We follow responsible disclosure practices and will credit reporters (unless you prefer to remain anonymous).

Scope

In Scope

Security issues in:

  • IncidentFox core (agent, orchestrator, config-service)
  • Web console (authentication, authorization, XSS, CSRF)
  • API endpoints (injection, authentication bypass)
  • Slack bot (command injection, unauthorized access)
  • Integrations (credential leakage, SSRF)
  • Deployment configs (Kubernetes, Docker)
  • Dependencies (critical CVEs in direct dependencies)

Out of Scope

  • Social engineering attacks
  • Physical attacks
  • Attacks requiring MITM on local network
  • DoS/DDoS attacks
  • Issues in third-party services (Slack, AWS, etc.)
  • Issues only exploitable with admin access
  • Theoretical vulnerabilities without proof of concept
  • Brute force attacks without additional vulnerability

Security Best Practices

When deploying IncidentFox:

Secrets Management

  • Never commit secrets to version control
  • Use secrets proxy in production (see deployment guide)
  • Rotate credentials regularly
  • Use separate credentials for dev/staging/prod

Network Security

  • Deploy behind a firewall
  • Use TLS for all external communications
  • Restrict API access to authorized networks
  • Enable audit logging

Authentication & Authorization

  • Enable SSO/OIDC for production deployments
  • Use role-based access control (RBAC)
  • Review team permissions regularly
  • Enable approval workflows for critical changes

Agent Sandboxing

  • Use Claude Sandbox in production (isolated Kubernetes namespaces)
  • Limit agent permissions to minimum required
  • Monitor agent actions via audit logs
  • Review tool usage patterns

Updates & Monitoring

  • Subscribe to security announcements (watch this repo)
  • Update IncidentFox regularly
  • Monitor dependency vulnerabilities (Dependabot enabled)
  • Review audit logs for suspicious activity

Known Security Considerations

Agent Tool Execution

IncidentFox agents execute commands against your infrastructure (kubectl, AWS CLI, etc.). This is by design for incident response.

Mitigations:

  • Tools run in isolated sandboxes
  • Secrets never touch the agent (injected by proxy)
  • Approval workflows for critical operations
  • Full audit trail of all actions

LLM Prompt Injection

Like all LLM-powered tools, IncidentFox may be susceptible to prompt injection attacks.

Mitigations:

  • Input validation and sanitization
  • Separate system and user contexts
  • Tool-specific safety checks
  • Human approval for destructive operations

Data Privacy

Agents may access sensitive data (logs, metrics, code).

Mitigations:

  • On-premise deployment option (full data control)
  • Configurable data retention policies
  • Audit logs for data access
  • RBAC for sensitive integrations

Security Features

IncidentFox includes security features for production:

  • SOC 2 compliant infrastructure (managed deployments)
  • End-to-end encryption for data in transit
  • Secrets proxy (credentials never touch agents)
  • Audit logging (all actions tracked)
  • RBAC (role-based access control)
  • SSO/OIDC support
  • Approval workflows for critical changes
  • Isolated sandboxes (Kubernetes namespaces per agent)
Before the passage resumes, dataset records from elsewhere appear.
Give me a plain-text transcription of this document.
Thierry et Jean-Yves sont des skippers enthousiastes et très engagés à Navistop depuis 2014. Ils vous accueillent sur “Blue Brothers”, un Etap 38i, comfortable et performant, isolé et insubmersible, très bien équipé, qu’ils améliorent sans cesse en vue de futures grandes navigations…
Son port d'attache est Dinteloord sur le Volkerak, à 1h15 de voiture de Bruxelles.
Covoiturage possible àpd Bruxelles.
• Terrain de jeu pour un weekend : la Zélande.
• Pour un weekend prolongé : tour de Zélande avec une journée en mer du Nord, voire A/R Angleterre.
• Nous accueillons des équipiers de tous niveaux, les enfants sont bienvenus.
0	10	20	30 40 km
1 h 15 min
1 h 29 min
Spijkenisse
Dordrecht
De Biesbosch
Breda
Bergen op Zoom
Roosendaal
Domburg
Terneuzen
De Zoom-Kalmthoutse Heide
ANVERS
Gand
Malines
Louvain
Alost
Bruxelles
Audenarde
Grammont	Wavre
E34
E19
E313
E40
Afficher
See Enterprise Ready for details.

Vulnerability Disclosure Policy

When we receive a security report:

  1. Confirmation: We confirm the vulnerability
  2. Patch development: We develop and test a fix
  3. Coordinated disclosure: We coordinate with the reporter on disclosure timeline
  4. Release: We release a patch and security advisory
  5. Public disclosure: We publicly disclose the issue (typically 90 days after patch)

We credit security researchers in:

  • Security advisories
  • Release notes
  • Public acknowledgments (if desired)

Security Hall of Fame

We recognize security researchers who help keep IncidentFox secure:

No security issues reported yet. Be the first!